Sağlık Hizmetleri Temel Kanunu Ek Madde 10’a göre, insanlar üzerine bir araştırma yapılacaksa tabii ki Sağlık Bakanlığı veya bağlı kuruluşlardan onay alınması gerekiyor; bununla birlikte yapılacak araştırmayı ilgili Etik Kurul’un uygun görmesi şartı da vardır. Yani klinik araştırmalar oldukça titiz onay ve değerlendirme süreçlerinden geçmektedir.

Bununla birlikte insanlığa katkıda bulunması ve hastalıkları tedavi etmesi amacıyla geliştirilen ilaçların laboratuvar ortamında keşfedilip klinik çalışmalarla denenip başarılı olduktan sonra günlük kullanıma girmesi yıllar almaktadır.

ilaç geliştirme süreci 1024x554

Yeni bir ilaç ancak on yılları bulan bilimsel çalışmalar ve büyük emekler sonucu kullanıma sunulabilmektedir. Klinik çalışmalardan sonra ilacın bürokratik onayları da zaman almaktadır. 2016 Avrupa Kanser Kongresi’nin (ESMO 2016) önemli konu başlıklarından biri de ilaç onay süreleriydi.

İlaç onaylarının geç alınması büyük bir problem olarak karşımıza çıkmaktadır. Öyle ki günümüzde yeni bir ilaç, çoğunlukla Amerika kaynaklı klinik çalışmalarla geliştirildiği için önce FDA, daha sonra ise Avrupa İlaç Ajansı (EMA) onayı almakta. Ülkemizde ise çoğunlukla bu ikisinde daha sonra…

Kongrede Fransadan Dr. Jean Charles Soria, klinik çalışmalardan olumlu sonuçlar elde eden ilaçların hastalarımız için klinik pratikte kullanımına kadar geçen sürenin gittikçe uzadığını, bunun ise hastalar için büyük bir kayıp olduğunu ifade etti. Çünkü ilaca erişebilme süresi uzadıkça tedaviye ulaşamayan hasta sayımız artıyor. Günümüzde FDA onayı alan bir ilacın EMA onayı alması yaklaşık 6-8 ay sürebiliyor. İlaç EMA onayı aldıktan sonra her ülke ayrıca yeniden değerlendiriyor. Sonuçta ABD’deki hastaların ulaşabildiği yeni bir ilaca Avrupa’daki hastalar ancak 1 yıl sonra ulaşabiliyor.

Klinik araştırmalar bir ülkenin sağlığı ve geleceği için yapılabileceği en değerli yatırımlardan biridir.
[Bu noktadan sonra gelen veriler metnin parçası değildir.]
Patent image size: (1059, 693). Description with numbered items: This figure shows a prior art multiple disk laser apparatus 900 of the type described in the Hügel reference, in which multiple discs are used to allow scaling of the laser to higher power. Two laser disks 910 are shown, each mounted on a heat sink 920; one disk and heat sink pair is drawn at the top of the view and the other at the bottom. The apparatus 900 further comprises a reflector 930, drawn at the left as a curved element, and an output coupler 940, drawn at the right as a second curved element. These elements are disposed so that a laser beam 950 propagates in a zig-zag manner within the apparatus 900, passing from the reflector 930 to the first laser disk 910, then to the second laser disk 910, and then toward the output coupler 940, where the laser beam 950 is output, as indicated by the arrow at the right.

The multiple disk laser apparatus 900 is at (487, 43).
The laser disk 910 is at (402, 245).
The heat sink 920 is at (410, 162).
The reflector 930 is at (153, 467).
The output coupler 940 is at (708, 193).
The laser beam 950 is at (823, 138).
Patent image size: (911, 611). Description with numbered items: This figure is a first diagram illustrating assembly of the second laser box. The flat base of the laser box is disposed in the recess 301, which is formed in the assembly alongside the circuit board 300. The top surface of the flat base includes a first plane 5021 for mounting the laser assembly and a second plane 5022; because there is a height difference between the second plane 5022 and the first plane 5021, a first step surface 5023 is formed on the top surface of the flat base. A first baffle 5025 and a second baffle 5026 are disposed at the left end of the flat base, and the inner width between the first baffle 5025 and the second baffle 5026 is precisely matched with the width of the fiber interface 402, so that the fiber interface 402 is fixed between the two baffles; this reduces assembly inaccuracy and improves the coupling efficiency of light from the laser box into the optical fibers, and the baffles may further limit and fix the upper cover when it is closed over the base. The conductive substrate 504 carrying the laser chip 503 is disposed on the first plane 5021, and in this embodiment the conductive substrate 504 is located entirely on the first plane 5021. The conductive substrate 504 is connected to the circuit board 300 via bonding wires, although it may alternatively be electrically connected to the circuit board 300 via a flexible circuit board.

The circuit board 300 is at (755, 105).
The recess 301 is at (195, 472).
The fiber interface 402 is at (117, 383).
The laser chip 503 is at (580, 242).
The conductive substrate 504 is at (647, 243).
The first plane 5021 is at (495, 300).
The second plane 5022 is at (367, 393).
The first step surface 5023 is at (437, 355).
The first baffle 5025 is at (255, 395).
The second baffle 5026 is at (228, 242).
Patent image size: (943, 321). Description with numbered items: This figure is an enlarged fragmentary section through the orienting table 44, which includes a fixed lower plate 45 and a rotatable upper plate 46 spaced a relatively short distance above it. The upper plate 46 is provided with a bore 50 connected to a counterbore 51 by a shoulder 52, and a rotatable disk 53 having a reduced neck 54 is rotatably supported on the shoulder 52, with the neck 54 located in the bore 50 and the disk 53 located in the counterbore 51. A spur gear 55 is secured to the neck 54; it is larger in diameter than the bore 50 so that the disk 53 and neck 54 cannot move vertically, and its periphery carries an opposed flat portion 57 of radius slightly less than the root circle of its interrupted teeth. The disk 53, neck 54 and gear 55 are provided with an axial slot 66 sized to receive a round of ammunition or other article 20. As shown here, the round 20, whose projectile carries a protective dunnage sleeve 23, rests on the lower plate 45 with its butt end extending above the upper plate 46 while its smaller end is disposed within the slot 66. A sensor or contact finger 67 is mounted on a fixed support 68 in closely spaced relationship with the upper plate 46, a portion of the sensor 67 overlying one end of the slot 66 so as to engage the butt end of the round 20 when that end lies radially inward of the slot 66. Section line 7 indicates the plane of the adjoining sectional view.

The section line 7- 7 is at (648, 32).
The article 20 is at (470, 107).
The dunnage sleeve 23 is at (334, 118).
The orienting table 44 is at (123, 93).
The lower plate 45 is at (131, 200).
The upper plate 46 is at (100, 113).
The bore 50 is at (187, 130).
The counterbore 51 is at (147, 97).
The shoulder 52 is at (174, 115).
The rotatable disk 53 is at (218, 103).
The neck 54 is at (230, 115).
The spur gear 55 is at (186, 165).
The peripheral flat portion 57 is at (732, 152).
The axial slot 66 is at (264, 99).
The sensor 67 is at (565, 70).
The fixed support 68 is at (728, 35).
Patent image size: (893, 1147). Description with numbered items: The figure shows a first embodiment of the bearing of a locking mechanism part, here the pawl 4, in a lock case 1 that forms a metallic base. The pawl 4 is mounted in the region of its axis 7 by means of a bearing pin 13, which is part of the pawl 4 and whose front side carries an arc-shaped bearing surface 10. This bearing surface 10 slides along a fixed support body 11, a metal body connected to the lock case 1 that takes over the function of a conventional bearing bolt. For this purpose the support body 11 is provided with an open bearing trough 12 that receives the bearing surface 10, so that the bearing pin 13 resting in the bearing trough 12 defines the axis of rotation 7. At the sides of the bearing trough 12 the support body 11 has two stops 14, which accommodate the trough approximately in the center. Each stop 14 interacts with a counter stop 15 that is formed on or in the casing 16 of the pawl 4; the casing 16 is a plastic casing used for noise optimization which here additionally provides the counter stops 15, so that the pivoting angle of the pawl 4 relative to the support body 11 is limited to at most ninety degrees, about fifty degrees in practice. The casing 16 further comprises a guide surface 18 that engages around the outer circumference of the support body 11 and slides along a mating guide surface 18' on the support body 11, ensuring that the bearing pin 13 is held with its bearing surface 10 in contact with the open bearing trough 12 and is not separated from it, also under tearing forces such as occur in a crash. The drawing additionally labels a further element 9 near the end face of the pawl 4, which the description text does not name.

Gelişmiş ülkelerin bu konuya büyük önem vermesi ve ödenek ayırması boşuna değildir. Ülkemizde klinik araştırma azlığı veya klinik araştırmalara ulaşamama sorununu çözebilmenin en iyi yolu, halkımıza verilecek eğitimlerle klinik araştırmalarla ilgili “insanların üzerinde deney yapılıyor” önyargısından kurtulmak, hastalarımızı uygunluklarına göre klinik araştırmalara yönlendirmek veya insani erken erişim programlarından faydalanmaktır. Böylece tüm dünya ile aynı anda hastalarımızı doğru tedavi seçeneklerine ulaştırma adına en önemli adımlardan birini atmış oluruz.